21.5.06

O óbvio "Manel do Laço"

No momento em que o Barcelona marcou o primeiro golo (uma falha da defesa) e percebi que iria ganhar a liga, fiquei fodido. No momento em que marcou o segundo (um frango), fiquei mais fodido. Eu estava, claro, a torcer pelo Arsenal. Quando o jogo acabou, tive vontade de insultar alguém. E resolvi insultar o maradona, que é uma espécie de "Manuel do Laço" do Barcelona (estou a vê-lo com ar de serial killer, o chapéu de coco e o laço ao pescoço a dar corridinhas à volta do Camp Nou para alegria da affición).

Foi então que escrevi um post - com o link propositadamente omitido - onde de forma primária disse que o Barcelona não tinha jogado nada e que teria sido muito mais engraçado se o Arsenal tivesse ganho. Pelo meio introduzi a expressão "amaricada". E depois fiquei à espera que o astro Manel do laço enfiasse a carapuça.

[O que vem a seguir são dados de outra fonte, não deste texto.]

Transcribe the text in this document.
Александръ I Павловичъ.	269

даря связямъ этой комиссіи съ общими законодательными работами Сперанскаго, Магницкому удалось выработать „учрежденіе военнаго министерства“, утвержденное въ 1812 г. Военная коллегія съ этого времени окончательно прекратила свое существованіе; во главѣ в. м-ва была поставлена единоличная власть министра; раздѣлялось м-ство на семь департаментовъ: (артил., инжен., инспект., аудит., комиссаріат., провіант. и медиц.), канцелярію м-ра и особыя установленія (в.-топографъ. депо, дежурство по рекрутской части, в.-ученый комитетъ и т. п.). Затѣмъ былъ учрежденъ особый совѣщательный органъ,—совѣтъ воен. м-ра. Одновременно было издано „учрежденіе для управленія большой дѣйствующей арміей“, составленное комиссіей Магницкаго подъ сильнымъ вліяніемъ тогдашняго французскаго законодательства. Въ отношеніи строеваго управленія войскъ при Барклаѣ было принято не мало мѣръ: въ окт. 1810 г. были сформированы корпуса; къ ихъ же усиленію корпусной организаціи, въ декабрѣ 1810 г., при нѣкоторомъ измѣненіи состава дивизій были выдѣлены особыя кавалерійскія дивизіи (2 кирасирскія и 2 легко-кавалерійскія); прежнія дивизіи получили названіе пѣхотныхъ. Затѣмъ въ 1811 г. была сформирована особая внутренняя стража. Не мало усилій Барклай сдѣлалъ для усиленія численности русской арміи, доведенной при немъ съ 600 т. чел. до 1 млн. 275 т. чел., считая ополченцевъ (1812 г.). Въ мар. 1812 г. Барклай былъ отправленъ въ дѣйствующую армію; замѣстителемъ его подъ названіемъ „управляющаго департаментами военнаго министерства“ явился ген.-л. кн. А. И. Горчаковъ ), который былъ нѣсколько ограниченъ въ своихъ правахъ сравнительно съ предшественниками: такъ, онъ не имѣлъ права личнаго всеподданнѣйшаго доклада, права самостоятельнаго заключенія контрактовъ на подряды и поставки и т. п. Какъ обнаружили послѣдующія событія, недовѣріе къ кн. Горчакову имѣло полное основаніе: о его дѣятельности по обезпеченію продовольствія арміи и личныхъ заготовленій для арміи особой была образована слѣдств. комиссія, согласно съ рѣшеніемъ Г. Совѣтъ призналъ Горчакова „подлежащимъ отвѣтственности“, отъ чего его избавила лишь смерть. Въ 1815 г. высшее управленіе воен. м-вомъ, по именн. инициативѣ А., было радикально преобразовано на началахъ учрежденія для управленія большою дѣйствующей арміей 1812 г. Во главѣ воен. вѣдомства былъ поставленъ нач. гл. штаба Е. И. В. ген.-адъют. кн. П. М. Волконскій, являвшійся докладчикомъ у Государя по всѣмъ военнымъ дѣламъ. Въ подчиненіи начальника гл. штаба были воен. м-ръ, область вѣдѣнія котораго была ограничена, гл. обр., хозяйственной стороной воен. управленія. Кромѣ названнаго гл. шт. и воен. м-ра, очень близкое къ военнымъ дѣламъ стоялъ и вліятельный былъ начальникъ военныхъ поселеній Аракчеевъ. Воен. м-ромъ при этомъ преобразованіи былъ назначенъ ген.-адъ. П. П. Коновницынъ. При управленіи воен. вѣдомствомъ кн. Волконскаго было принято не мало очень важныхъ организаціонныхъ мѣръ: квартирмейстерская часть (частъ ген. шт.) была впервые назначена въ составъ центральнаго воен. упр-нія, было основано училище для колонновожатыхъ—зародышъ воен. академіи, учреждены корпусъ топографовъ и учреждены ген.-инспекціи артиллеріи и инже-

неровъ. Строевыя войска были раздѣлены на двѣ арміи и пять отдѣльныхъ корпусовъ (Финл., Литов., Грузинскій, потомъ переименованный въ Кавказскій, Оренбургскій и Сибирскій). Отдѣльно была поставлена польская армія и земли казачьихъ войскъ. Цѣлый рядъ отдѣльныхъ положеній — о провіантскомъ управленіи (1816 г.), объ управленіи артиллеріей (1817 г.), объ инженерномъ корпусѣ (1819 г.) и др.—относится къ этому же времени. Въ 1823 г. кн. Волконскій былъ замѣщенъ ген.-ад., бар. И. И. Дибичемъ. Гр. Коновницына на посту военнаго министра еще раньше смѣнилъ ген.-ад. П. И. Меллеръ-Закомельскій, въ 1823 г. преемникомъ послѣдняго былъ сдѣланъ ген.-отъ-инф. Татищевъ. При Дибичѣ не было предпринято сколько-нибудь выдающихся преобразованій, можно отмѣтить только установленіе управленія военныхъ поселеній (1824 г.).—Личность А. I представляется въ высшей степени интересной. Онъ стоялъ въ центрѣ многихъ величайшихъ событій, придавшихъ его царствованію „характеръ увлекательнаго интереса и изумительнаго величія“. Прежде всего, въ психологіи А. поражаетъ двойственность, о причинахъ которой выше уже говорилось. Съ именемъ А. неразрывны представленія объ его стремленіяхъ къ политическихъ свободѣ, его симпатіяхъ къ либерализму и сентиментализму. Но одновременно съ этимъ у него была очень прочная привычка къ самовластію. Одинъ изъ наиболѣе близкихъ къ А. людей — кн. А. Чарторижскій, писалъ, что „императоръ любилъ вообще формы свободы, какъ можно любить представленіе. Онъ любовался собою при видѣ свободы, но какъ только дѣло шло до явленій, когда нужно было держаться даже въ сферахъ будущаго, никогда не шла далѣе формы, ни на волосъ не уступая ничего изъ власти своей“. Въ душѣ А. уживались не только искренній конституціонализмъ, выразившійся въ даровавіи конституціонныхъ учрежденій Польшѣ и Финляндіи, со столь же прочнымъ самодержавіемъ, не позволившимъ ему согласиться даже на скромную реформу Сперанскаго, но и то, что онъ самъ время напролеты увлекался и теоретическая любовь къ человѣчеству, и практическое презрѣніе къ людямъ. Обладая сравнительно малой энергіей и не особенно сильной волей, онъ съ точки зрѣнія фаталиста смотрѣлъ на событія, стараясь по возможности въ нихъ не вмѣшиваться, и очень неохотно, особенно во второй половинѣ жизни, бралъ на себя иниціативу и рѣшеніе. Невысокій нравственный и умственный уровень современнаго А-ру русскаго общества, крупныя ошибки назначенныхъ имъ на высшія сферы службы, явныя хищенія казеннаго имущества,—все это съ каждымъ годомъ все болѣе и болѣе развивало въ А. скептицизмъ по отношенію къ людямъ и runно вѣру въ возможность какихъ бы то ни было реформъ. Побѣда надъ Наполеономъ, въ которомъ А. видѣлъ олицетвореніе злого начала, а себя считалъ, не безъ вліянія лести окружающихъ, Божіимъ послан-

Passados dois dias, o astro de Laço, com a espinha dos filetes de há uns meses entalada na garganta e a carapuça enfiada até às unhacas dos dedos dos pés, sai-se com este post. Parece que não me enganei: tal como o Barcelona, o Zé Manel do laço é um gajo previsível. Se alguém se atreve a entrar na sua coutada e, de alguma forma, se desvia do perorar dos seus sermões, ainda para mais associando-lhe qualquer coisa a ver com maricagem (estamos perante um homofóbico clássico), o gajo atiça-se e sente-se impelido a mostrar serviço.

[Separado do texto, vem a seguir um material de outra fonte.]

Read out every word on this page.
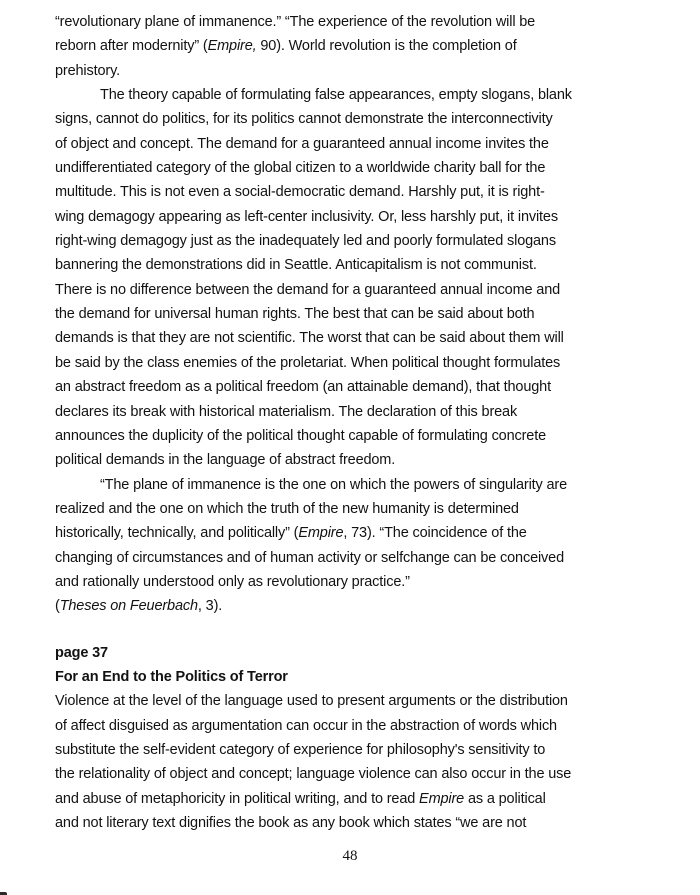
“revolutionary plane of immanence.” “The experience of the revolution will be
reborn after modernity” (Empire, 90). World revolution is the completion of
prehistory.
The theory capable of formulating false appearances, empty slogans, blank
signs, cannot do politics, for its politics cannot demonstrate the interconnectivity
of object and concept. The demand for a guaranteed annual income invites the
undifferentiated category of the global citizen to a worldwide charity ball for the
multitude. This is not even a social-democratic demand. Harshly put, it is right-
wing demagogy appearing as left-center inclusivity. Or, less harshly put, it invites
right-wing demagogy just as the inadequately led and poorly formulated slogans
bannering the demonstrations did in Seattle. Anticapitalism is not communist.
There is no difference between the demand for a guaranteed annual income and
the demand for universal human rights. The best that can be said about both
demands is that they are not scientific. The worst that can be said about them will
be said by the class enemies of the proletariat. When political thought formulates
an abstract freedom as a political freedom (an attainable demand), that thought
declares its break with historical materialism. The declaration of this break
announces the duplicity of the political thought capable of formulating concrete
political demands in the language of abstract freedom.
“The plane of immanence is the one on which the powers of singularity are
realized and the one on which the truth of the new humanity is determined
historically, technically, and politically” (Empire, 73). “The coincidence of the
changing of circumstances and of human activity or selfchange can be conceived
and rationally understood only as revolutionary practice.”
(Theses on Feuerbach, 3).
page 37
For an End to the Politics of Terror
Violence at the level of the language used to present arguments or the distribution
of affect disguised as argumentation can occur in the abstraction of words which
substitute the self-evident category of experience for philosophy's sensitivity to
the relationality of object and concept; language violence can also occur in the use
and abuse of metaphoricity in political writing, and to read Empire as a political
and not literary text dignifies the book as any book which states “we are not
48
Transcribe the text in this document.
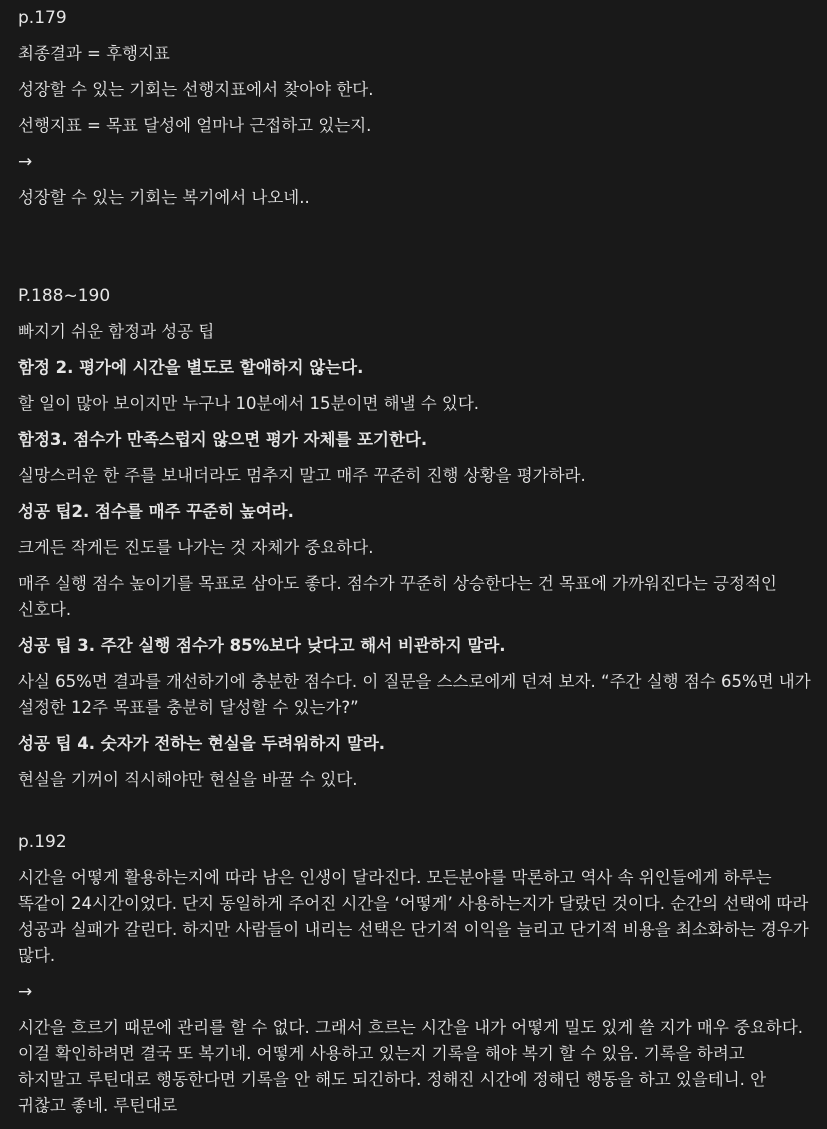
p.179
최종결과 = 후행지표
성장할 수 있는 기회는 선행지표에서 찾아야 한다.
선행지표 = 목표 달성에 얼마나 근접하고 있는지.
→
성장할 수 있는 기회는 복기에서 나오네..
P.188~190
빠지기 쉬운 함정과 성공 팁
함정 2. 평가에 시간을 별도로 할애하지 않는다.
할 일이 많아 보이지만 누구나 10분에서 15분이면 해낼 수 있다.
함정3. 점수가 만족스럽지 않으면 평가 자체를 포기한다.
실망스러운 한 주를 보내더라도 멈추지 말고 매주 꾸준히 진행 상황을 평가하라.
성공 팁2. 점수를 매주 꾸준히 높여라.
크게든 작게든 진도를 나가는 것 자체가 중요하다.
매주 실행 점수 높이기를 목표로 삼아도 좋다. 점수가 꾸준히 상승한다는 건 목표에 가까워진다는 긍정적인 신호다.
성공 팁 3. 주간 실행 점수가 85%보다 낮다고 해서 비관하지 말라.
사실 65%면 결과를 개선하기에 충분한 점수다. 이 질문을 스스로에게 던져 보자. “주간 실행 점수 65%면 내가 설정한 12주 목표를 충분히 달성할 수 있는가?”
성공 팁 4. 숫자가 전하는 현실을 두려워하지 말라.
현실을 기꺼이 직시해야만 현실을 바꿀 수 있다.
p.192
시간을 어떻게 활용하는지에 따라 남은 인생이 달라진다. 모든분야를 막론하고 역사 속 위인들에게 하루는 똑같이 24시간이었다. 단지 동일하게 주어진 시간을 ‘어떻게’ 사용하는지가 달랐던 것이다. 순간의 선택에 따라 성공과 실패가 갈린다. 하지만 사람들이 내리는 선택은 단기적 이익을 늘리고 단기적 비용을 최소화하는 경우가 많다.
→
시간을 흐르기 때문에 관리를 할 수 없다. 그래서 흐르는 시간을 내가 어떻게 밀도 있게 쓸 지가 매우 중요하다. 이걸 확인하려면 결국 또 복기네. 어떻게 사용하고 있는지 기록을 해야 복기 할 수 있음. 기록을 하려고 하지말고 루틴대로 행동한다면 기록을 안 해도 되긴하다. 정해진 시간에 정해딘 행동을 하고 있을테니. 안 귀찮고 좋네. 루틴대로
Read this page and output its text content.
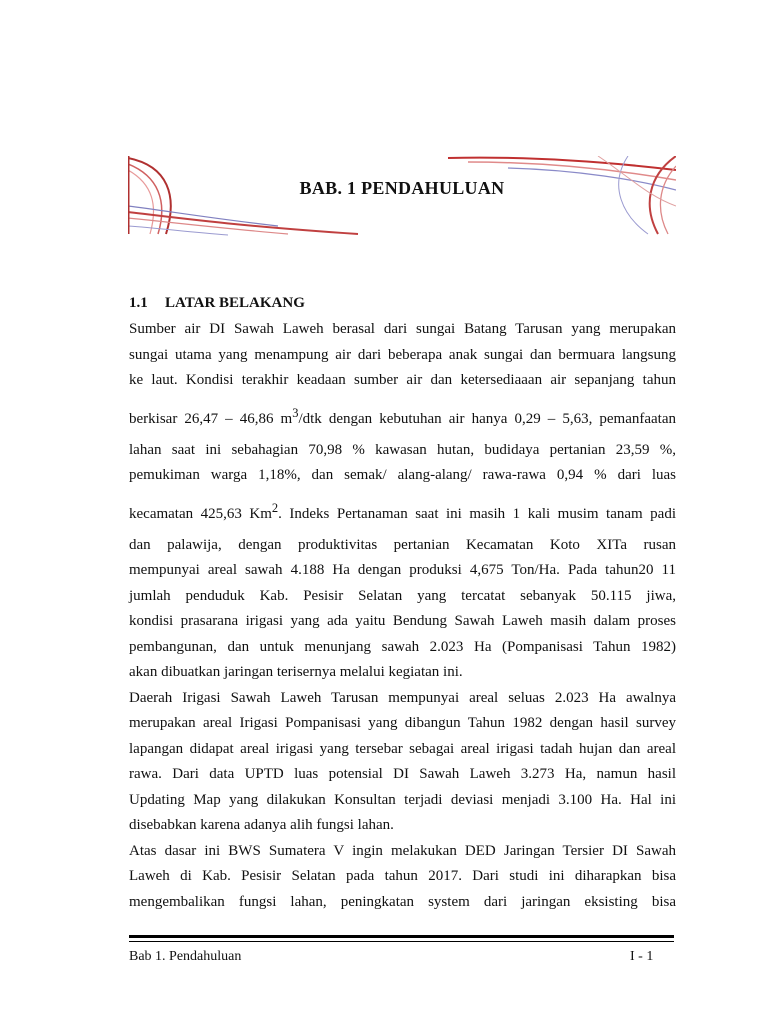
BAB. 1 PENDAHULUAN
1.1 LATAR BELAKANG

Sumber air DI Sawah Laweh berasal dari sungai Batang Tarusan yang merupakan
sungai utama yang menampung air dari beberapa anak sungai dan bermuara langsung
ke laut. Kondisi terakhir keadaan sumber air dan ketersediaaan air sepanjang tahun
berkisar 26,47 – 46,86 $m^3$/dtk dengan kebutuhan air hanya 0,29 – 5,63, pemanfaatan
lahan saat ini sebahagian 70,98 % kawasan hutan, budidaya pertanian 23,59 %,
pemukiman warga 1,18%, dan semak/ alang-alang/ rawa-rawa 0,94 % dari luas
kecamatan 425,63 Km$^2$. Indeks Pertanaman saat ini masih 1 kali musim tanam padi
dan palawija, dengan produktivitas pertanian Kecamatan Koto XITa rusan
mempunyai areal sawah 4.188 Ha dengan produksi 4,675 Ton/Ha. Pada tahun20 11
jumlah penduduk Kab. Pesisir Selatan yang tercatat sebanyak 50.115 jiwa,
kondisi prasarana irigasi yang ada yaitu Bendung Sawah Laweh masih dalam proses
pembangunan, dan untuk menunjang sawah 2.023 Ha (Pompanisasi Tahun 1982)
akan dibuatkan jaringan terisernya melalui kegiatan ini.

Daerah Irigasi Sawah Laweh Tarusan mempunyai areal seluas 2.023 Ha awalnya
merupakan areal Irigasi Pompanisasi yang dibangun Tahun 1982 dengan hasil survey
lapangan didapat areal irigasi yang tersebar sebagai areal irigasi tadah hujan dan areal
rawa. Dari data UPTD luas potensial DI Sawah Laweh 3.273 Ha, namun hasil
Updating Map yang dilakukan Konsultan terjadi deviasi menjadi 3.100 Ha. Hal ini
disebabkan karena adanya alih fungsi lahan.

Atas dasar ini BWS Sumatera V ingin melakukan DED Jaringan Tersier DI Sawah
Laweh di Kab. Pesisir Selatan pada tahun 2017. Dari studi ini diharapkan bisa
mengembalikan fungsi lahan, peningkatan system dari jaringan eksisting bisa

Bab 1. Pendahuluan	I - 1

E que serviço. Como de costume, um textículo iluminado, carregado de sabedoria e de argumentos, mais argumentos, imensos argumentos. Gosto particularmente deste: «É como se eu fosse "do Samuel Johnson", e por isso andasse para aí a falar mal do Shakespeare.» Não tanto pelo tom xunga, mas pela ideia quadrada que lhe subjaz: há certas coisas que são de tal forma superiores que não faz sentido criticá-las por comparação com outras de que, eventualmente, gostemos mais. O maradona do laço, que de burro não tem nada, sabe que esta ideia - sedutora, mas pouco original no exemplo que utiliza - de maneira alguma se pode aplicar ao futebol. Paul Johnson nunca jogou contra Shakespeare. E na bola, 99% das pessoas passam o ano a "falar mal" dos "Shakespeares" que derrotam as suas equipas. Nós somos do Sporting. O que seria se tivéssemos que ser objectivos.

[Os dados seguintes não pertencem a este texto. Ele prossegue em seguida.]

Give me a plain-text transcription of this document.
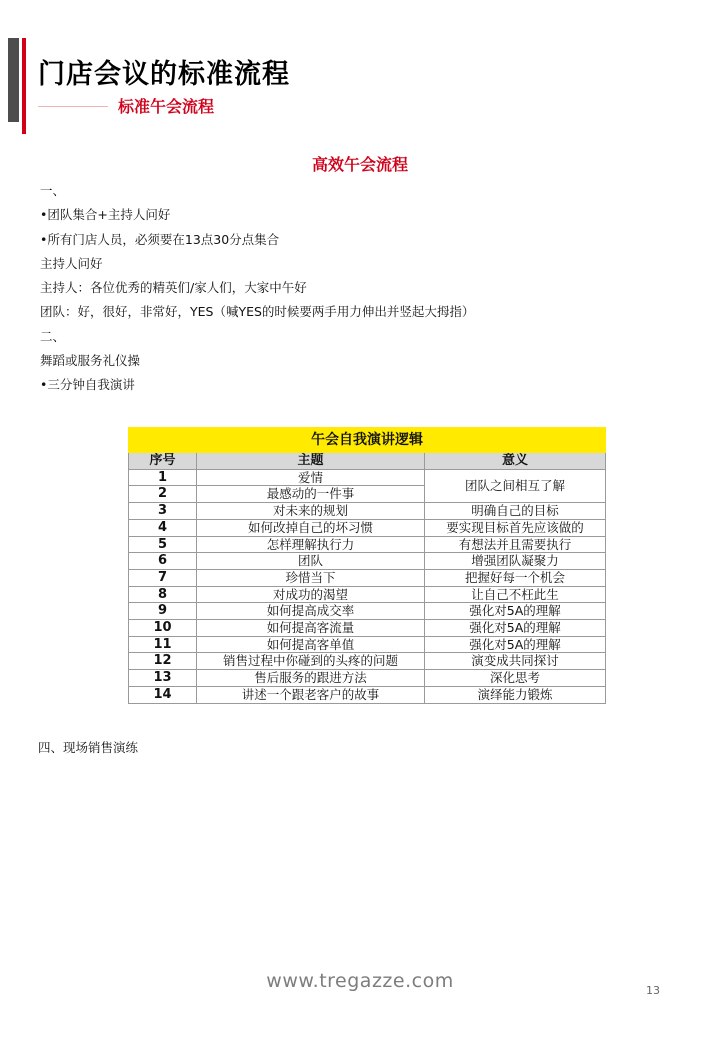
门店会议的标准流程
标准午会流程
高效午会流程
一、
•团队集合+主持人问好
•所有门店人员，必须要在13点30分点集合
主持人问好
主持人：各位优秀的精英们/家人们，大家中午好
团队：好，很好，非常好，YES（喊YES的时候要两手用力伸出并竖起大拇指）
二、
舞蹈或服务礼仪操
•三分钟自我演讲
午会自我演讲逻辑		
序号	主题	意义
1	爱情	团队之间相互了解
2	最感动的一件事	
3	对未来的规划	明确自己的目标
4	如何改掉自己的坏习惯	要实现目标首先应该做的
5	怎样理解执行力	有想法并且需要执行
6	团队	增强团队凝聚力
7	珍惜当下	把握好每一个机会
8	对成功的渴望	让自己不枉此生
9	如何提高成交率	强化对5A的理解
10	如何提高客流量	强化对5A的理解
11	如何提高客单值	强化对5A的理解
12	销售过程中你碰到的头疼的问题	演变成共同探讨
13	售后服务的跟进方法	深化思考
14	讲述一个跟老客户的故事	演绎能力锻炼

四、现场销售演练

www.tregazze.com	13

O segmento sobre a troca de bolas também é memorável, mas a besta de laço, uma vez mais, desvia as atenções da realidade. O Barcelona, a seguir a marcar o segundo golo, limitou-se a trocar a bola dentro do seu meio campo, sabendo que com menos um e a moral feita em merda o Arsenal dificilmente recuperaria. Não passou da linha central. É eficaz? É, Manel. É ético? Who cares. Mas mostra medo, num contexto em que, no mínimo, é pouco simpático mostrar medo.

Mais adiante, e sem sequer ter a amabilidade de fazer uso da vaselina salicilada que costuma trazer consigo, o Zé do Laço penetra os terrenos da desonestidade intelectual. Ainda que muito indirectamente, sugere que o Barcelona da Final da Taça (ou o deste ano, tanto faz) tem alguma coisa a ver com o Brasil de 1982, e, consequentemente, tudo o que eu disse a propósito daquele repeti-lo-ia em relação a este. Ora, se assim fosse, dúvidas não restariam que o tal post seria uma enormidade. Só que assim não é. O Barcelona e a tal troca de bola amaricada do jogo da final está a três oceanos ao quadrado de distância do Brasil de 82. O Brasil trocava a bola avançando no terreno. O Barcelona trocou a bola como a Alemanha e Áustria desse mundial trocaram: de forma estaticamente circular, cobardola, para guardar um resultado suficiente, quando o risco de jogar bem era praticamente nenhum.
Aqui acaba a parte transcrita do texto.